Tips and Trends Industry Advice and Developments

Top Talent Wants a Lifestyle, Not a Workplace

In 2020, businesses faced demands for radical transparency. Across the professional service industries, including law, the calls were often coming from inside the house.

Amy M. Litt

Employees and prospective candidates alike are looking closely at employers’ behavior and demanding action when leadership comes up short. These employees may have joined a firm for compensation and career advancement, but now that parity is the norm, will they stay? In 2021, your firm’s values, messaging and reputation — your brand — will be more important than ever. Firms that look to the best practices of successful lifestyle brands will stand the best chance of attracting and retaining top talent this year.


Whether you attract industry vets or new graduates, you probably already know they have a similar vision of your brand as your clients. Many hires, especially those in management, largely define themselves by their employer and its outward-facing reputation. It’s critical that your recruitment process aligns with the identity you want to build as a firm, that you are speaking to your target audiences’ decision-making drivers.

Make sure your brand guidelines include a mission statement, values or tone of voice. Given the difference between who you are hiring and who is hiring you, you may consider creating a sub-brand just for recruiting. Next, take a look at your firm’s website, social media and any other recruiting tactics. Are you consistently articulating who you are as an organization? And are you doing so in a way that is relevant to your ideal candidate? The best lifestyle brands know exactly who their customers are and what they want. You can use the same approach to be attractive and memorable to top talent.

Finally, take a look at your careers page and the job listings posted. In particular, potential employees want to know that you’ve given a lot of thought to their health and safety. What is your work-from-home policy? How are you addressing diversity and inclusion at all levels? How are you supporting those caring for family? What support resources are available? Answering these essential questions up front will show your understanding of the candidate's concerns.
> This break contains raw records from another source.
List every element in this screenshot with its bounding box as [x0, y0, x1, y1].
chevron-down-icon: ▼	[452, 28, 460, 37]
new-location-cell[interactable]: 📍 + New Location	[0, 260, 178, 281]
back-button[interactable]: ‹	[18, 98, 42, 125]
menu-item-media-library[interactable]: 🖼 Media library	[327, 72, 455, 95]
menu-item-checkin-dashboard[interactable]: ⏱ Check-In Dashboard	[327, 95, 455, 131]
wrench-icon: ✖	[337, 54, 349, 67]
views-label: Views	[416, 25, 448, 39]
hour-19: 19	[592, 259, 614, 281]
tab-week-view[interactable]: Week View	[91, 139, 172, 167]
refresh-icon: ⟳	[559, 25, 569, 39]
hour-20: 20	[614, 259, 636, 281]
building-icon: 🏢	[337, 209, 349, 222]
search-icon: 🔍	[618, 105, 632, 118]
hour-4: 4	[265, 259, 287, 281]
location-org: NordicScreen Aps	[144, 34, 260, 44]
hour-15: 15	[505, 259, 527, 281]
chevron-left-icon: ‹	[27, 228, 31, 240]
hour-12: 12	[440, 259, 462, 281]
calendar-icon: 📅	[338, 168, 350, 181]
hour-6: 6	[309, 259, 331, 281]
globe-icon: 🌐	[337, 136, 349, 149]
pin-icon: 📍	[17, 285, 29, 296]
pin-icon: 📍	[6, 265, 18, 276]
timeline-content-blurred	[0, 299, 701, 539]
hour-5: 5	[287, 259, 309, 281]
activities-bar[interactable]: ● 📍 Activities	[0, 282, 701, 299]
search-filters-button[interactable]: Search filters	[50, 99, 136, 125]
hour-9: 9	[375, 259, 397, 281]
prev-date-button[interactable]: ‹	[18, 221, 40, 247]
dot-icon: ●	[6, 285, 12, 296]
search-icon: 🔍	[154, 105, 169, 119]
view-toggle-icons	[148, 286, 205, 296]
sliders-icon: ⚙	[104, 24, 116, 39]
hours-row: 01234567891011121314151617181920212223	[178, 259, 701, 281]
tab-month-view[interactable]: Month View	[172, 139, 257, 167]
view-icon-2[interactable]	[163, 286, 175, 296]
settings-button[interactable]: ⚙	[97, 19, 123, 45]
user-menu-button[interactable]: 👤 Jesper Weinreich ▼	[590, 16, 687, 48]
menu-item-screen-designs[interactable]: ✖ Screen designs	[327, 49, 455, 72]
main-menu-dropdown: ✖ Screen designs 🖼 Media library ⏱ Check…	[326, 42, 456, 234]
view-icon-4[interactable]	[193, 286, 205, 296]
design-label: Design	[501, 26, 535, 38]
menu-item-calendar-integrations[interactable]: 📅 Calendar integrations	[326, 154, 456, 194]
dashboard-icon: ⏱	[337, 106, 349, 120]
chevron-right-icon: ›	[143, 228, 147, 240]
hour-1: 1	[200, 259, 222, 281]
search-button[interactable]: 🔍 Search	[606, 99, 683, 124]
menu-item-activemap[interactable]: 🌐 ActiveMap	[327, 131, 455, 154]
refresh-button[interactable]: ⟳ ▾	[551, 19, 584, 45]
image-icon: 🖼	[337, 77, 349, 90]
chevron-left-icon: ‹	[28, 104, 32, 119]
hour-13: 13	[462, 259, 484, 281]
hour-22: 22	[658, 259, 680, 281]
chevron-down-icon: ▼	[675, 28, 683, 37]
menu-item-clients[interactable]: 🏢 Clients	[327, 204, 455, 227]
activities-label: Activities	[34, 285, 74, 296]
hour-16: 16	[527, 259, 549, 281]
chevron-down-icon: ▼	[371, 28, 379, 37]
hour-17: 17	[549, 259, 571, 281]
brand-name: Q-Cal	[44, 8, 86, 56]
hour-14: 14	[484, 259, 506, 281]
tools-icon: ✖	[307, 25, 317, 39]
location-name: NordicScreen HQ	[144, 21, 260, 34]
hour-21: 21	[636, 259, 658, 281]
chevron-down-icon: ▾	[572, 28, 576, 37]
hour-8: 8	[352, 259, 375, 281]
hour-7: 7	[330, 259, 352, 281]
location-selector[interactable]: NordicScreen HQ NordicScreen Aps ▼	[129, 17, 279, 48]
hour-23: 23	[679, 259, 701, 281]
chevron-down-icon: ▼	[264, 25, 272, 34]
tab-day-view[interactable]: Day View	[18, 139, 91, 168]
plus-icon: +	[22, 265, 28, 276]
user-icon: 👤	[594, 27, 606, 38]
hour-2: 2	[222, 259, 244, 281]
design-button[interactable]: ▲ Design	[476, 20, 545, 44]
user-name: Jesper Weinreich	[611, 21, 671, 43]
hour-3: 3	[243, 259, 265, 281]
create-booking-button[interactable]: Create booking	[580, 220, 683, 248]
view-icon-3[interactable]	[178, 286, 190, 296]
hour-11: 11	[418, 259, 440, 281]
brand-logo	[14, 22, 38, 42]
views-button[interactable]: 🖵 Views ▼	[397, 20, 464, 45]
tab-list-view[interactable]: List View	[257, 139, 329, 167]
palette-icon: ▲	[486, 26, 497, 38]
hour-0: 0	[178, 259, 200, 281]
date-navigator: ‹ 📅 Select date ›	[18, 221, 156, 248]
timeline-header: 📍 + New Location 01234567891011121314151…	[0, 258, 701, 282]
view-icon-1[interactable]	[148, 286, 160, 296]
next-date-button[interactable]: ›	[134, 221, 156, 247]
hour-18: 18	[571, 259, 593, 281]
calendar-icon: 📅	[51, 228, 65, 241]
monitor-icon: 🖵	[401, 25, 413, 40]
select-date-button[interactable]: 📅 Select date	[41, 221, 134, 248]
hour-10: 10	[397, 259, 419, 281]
Your clients get proactive, individualized treatment so why not take the same approach to top-notch hires? Right now, job hunters know that digital networking is more important than ever, which is why they’re looking beyond job boards and signing up for a multitude of newsletters so that they can stay on top of fresh positions and related industry news. Your firm can easily provide this content — your career openings, your unique perspective on how you and your industry have adapted to the uncertainty of the last year, as well as the new challenges and opportunities that exist. Bragging a bit about recent new clients or completed projects can also build confidence in your business’s stability. Your careers page is a great place to add a sign-up button for this newsletter. A competitive hire might not be ready to submit an application, but they’ll almost certainly appreciate the effort you put into being a thought leader in your field and will sign up for your newsletter in return.


Hiring is a multistep process, from the initial application to the final interview. When was the last time you did a quick review of your process?

It’s a common complaint: Qualified and interested candidates are often turned off by a clunky online application. If your company requires applicants to re-enter their résumé in a time-consuming form, ask yourself if this process has any measurable benefit to you. Many applicants, especially high-value ones, will chafe at this task when they could simply attach their résumé or a link to their portfolio. At the same time, it’s OK to create different applications for different positions, according to your needs. The goal is to ensure that you get the information you need from your prospective hires, and they feel like they’re able to present their best selves, so that you can start choosing who to interview. 

People have become used to an intuitive user experience and constant status updates. Show respect for candidates’ time and investment. Be transparent about any tests you’ll be giving, whether the work performed will be paid, and how that work may be used in the future. These are pain points for many job seekers and the sooner you get out in front of them, the more trust your applicants will have in you and your brand. Overall, addressing your ability to offer a streamlined, intuitive and customized hiring experience at every turn will certainly make your company appear more attractive in the eyes of a potential hire.


It’s safe to assume that the person you’re recruiting is interviewing at other places as well. Throughout the interview process, it’s important to stay in communication. Staying on top of the process and keeping the applicant informed not only provides clarity, but makes your brand look organized and efficient. Remember when you were looking for work and how frustrating it was to be led on or to be the one to always initiate the follow-up? Take that into account and let applicants know where they stand in the process. 


Now that you have put in the effort to bring in top talent, you need to keep them. After all, brand loyalty counts just as much in employee retention as customer retention. Working a fast-paced job in the current environment is, to be frank, brutal. Make sure you and your team are engaging in robust internal communications, creating a safe work environment for all types of people and ensuring that your employees’ work is the ticket to career advancement.

And don’t forget to find opportunities to surprise, delight and say thank you. With so many teams working remotely or on hybrid schedules, employees are looking to their employers for leadership, now more than ever.